The lobby was full of women who were much more pregnant than I, and I felt unpleasantly like an imposter. Perhaps that explains my upcoming stupidity: a few minutes after settling in—about half an hour after drinking the Glucola—I realized I was going to faint. I have fainted many times in the past, and am all too familiar with the sudden strange brightening of the lights and the sick clamminess that overtakes you. I was determined not to pass out in front of the other pregnants, so instead of staying safely in my chair with my head between my legs, I decided to walk to the nurses’ station and ask to lie down. The nurses’ station is located down a long hallway, a hallway that seemed even longer than I remembered when I started down it, one woozy step at a time.

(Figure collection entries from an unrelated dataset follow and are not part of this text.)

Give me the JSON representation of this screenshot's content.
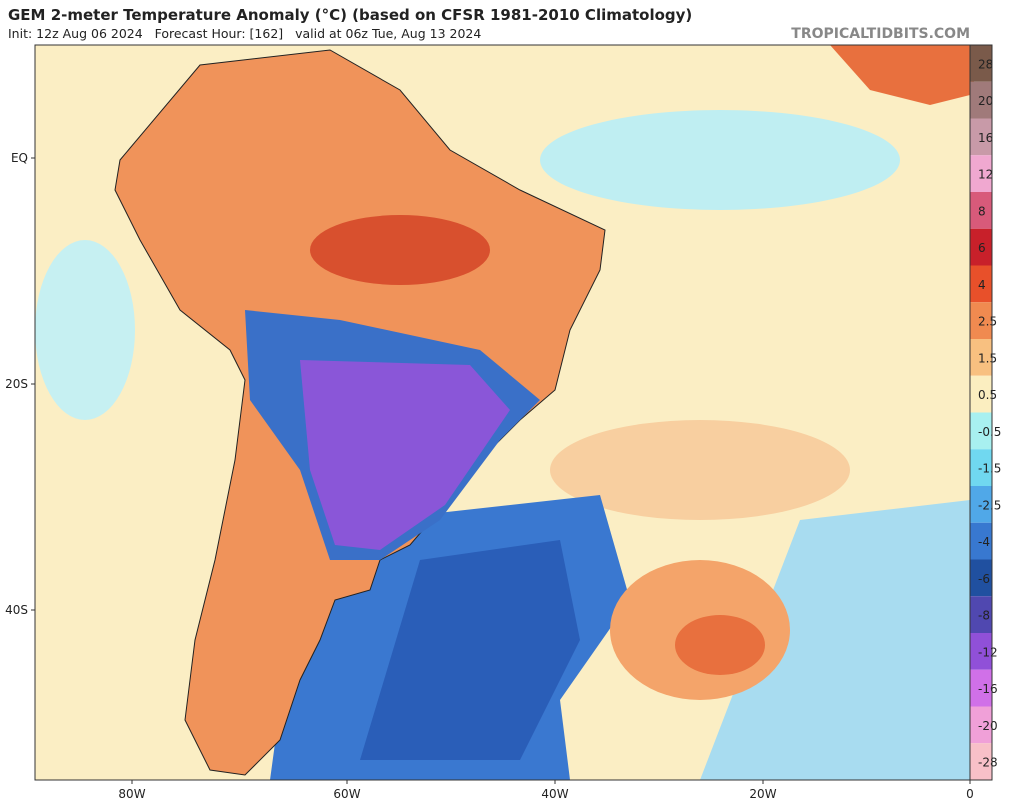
{
  "header": {
    "title": "GEM 2-meter Temperature Anomaly (°C) (based on CFSR 1981-2010 Climatology)",
    "subtitle": "Init: 12z Aug 06 2024   Forecast Hour: [162]   valid at 06z Tue, Aug 13 2024",
    "watermark": "TROPICALTIDBITS.COM"
  },
  "map": {
    "lat_labels": [
      "EQ",
      "20S",
      "40S"
    ],
    "lon_labels": [
      "80W",
      "60W",
      "40W",
      "20W",
      "0"
    ]
  },
  "legend": {
    "ticks": [
      28,
      20,
      16,
      12,
      8,
      6,
      4,
      2.5,
      1.5,
      0.5,
      -0.5,
      -1.5,
      -2.5,
      -4,
      -6,
      -8,
      -12,
      -16,
      -20,
      -28
    ]
  }
}
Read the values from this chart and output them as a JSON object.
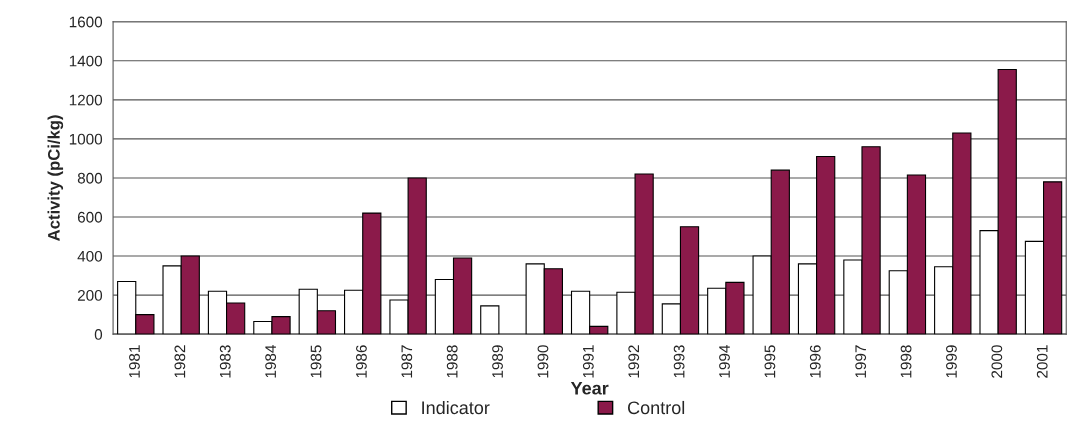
{
  "chart_data": {
    "type": "bar",
    "xlabel": "Year",
    "ylabel": "Activity (pCi/kg)",
    "categories": [
      "1981",
      "1982",
      "1983",
      "1984",
      "1985",
      "1986",
      "1987",
      "1988",
      "1989",
      "1990",
      "1991",
      "1992",
      "1993",
      "1994",
      "1995",
      "1996",
      "1997",
      "1998",
      "1999",
      "2000",
      "2001"
    ],
    "series": [
      {
        "name": "Indicator",
        "color": "#ffffff",
        "values": [
          270,
          350,
          220,
          65,
          230,
          225,
          175,
          280,
          145,
          360,
          220,
          215,
          155,
          235,
          400,
          360,
          380,
          325,
          345,
          530,
          475
        ]
      },
      {
        "name": "Control",
        "color": "#8b1a4a",
        "values": [
          100,
          400,
          160,
          90,
          120,
          620,
          800,
          390,
          null,
          335,
          40,
          820,
          550,
          265,
          840,
          910,
          960,
          815,
          1030,
          1355,
          780
        ]
      }
    ],
    "ylim": [
      0,
      1600
    ],
    "yticks": [
      0,
      200,
      400,
      600,
      800,
      1000,
      1200,
      1400,
      1600
    ],
    "grid": "y",
    "legend": "bottom"
  }
}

When I reached the end, I couldn’t seem to talk properly to tell the nurse I was feeling faint, but I managed to mumble something while I held onto the wall, and then I was whisked onto a bed and everyone was flapping around cooing at me sympathetically (I love the nurses at my peri’s office) and bringing me cold washcloths, which was good because I was burning up and stripped down to a tank top. I did not move one muscle for the next half hour until my blood draw, because I was fairly certain that any movement would kill me. Instead I lay very still and tried to concentrate on not puking, as I was equally certain I would be unable to raise my head towards the emesis basin if I did. I was a pitiful sight, I tell you. And no wonder: my one hour glucose, which ought to be under 190, came back at 233. The next two hours were better, as I could feel my blood sugar gradually returning to normal, but in the end I failed the three hour test and have now been diagnosed with gestational diabetes.

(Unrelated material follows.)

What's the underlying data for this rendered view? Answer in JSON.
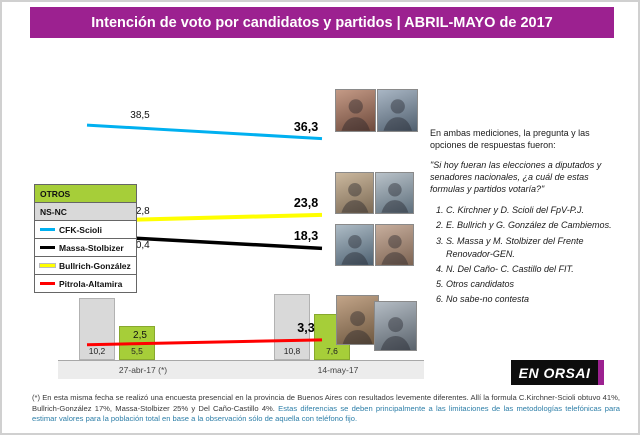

Despite being on my highest dose of Zofran, I am throwing up more than I did during the first trimester, and now I will be faced with the additional challenge of cutting carbs, when carbs are among the few things I can always eat. The antibiotics I am on for the infection are not helping the nausea. And being on increased Zofran is not helping the other end of things, if you know what I mean (and I think you do). I am spending a lot of time worrying about missing work, and dragged myself into the office this morning after being up at four a.m. to vomit bile. Worst of all, my anxiety disorder, which has been remarkably well-controlled all pregnancy, seems to be resurging, probably as a result of feeling so ill, and I am finding myself weepy and overwhelmed and then ashamed of myself for being weepy and overwhelmed. I worry that feeling this way means that I am not cut out for motherhood, and my mood is fragile, to say the least. Probably I am mildly dehydrated, which can addle a girl’s brain, and hormones surely play a role. I am even wondering whether yesterday’s blood sugar antics could still be affecting me, because I am just a hot mess today, what with the crying and the panic and the persistent nausea.
I am hoping this squall will blow over soon; after all, five days ago I was on top of the world. I think just one vomit-free day would do wonders for my morale. Still, I am tired of things going wrong, and being diagnosed with an infection that can lead to preterm labor and gestational diabetes—a condition that causes delayed lung maturity and requires the babies to stay in as long as possible—in the same 24 hour period seems like a bit much, don’t you think?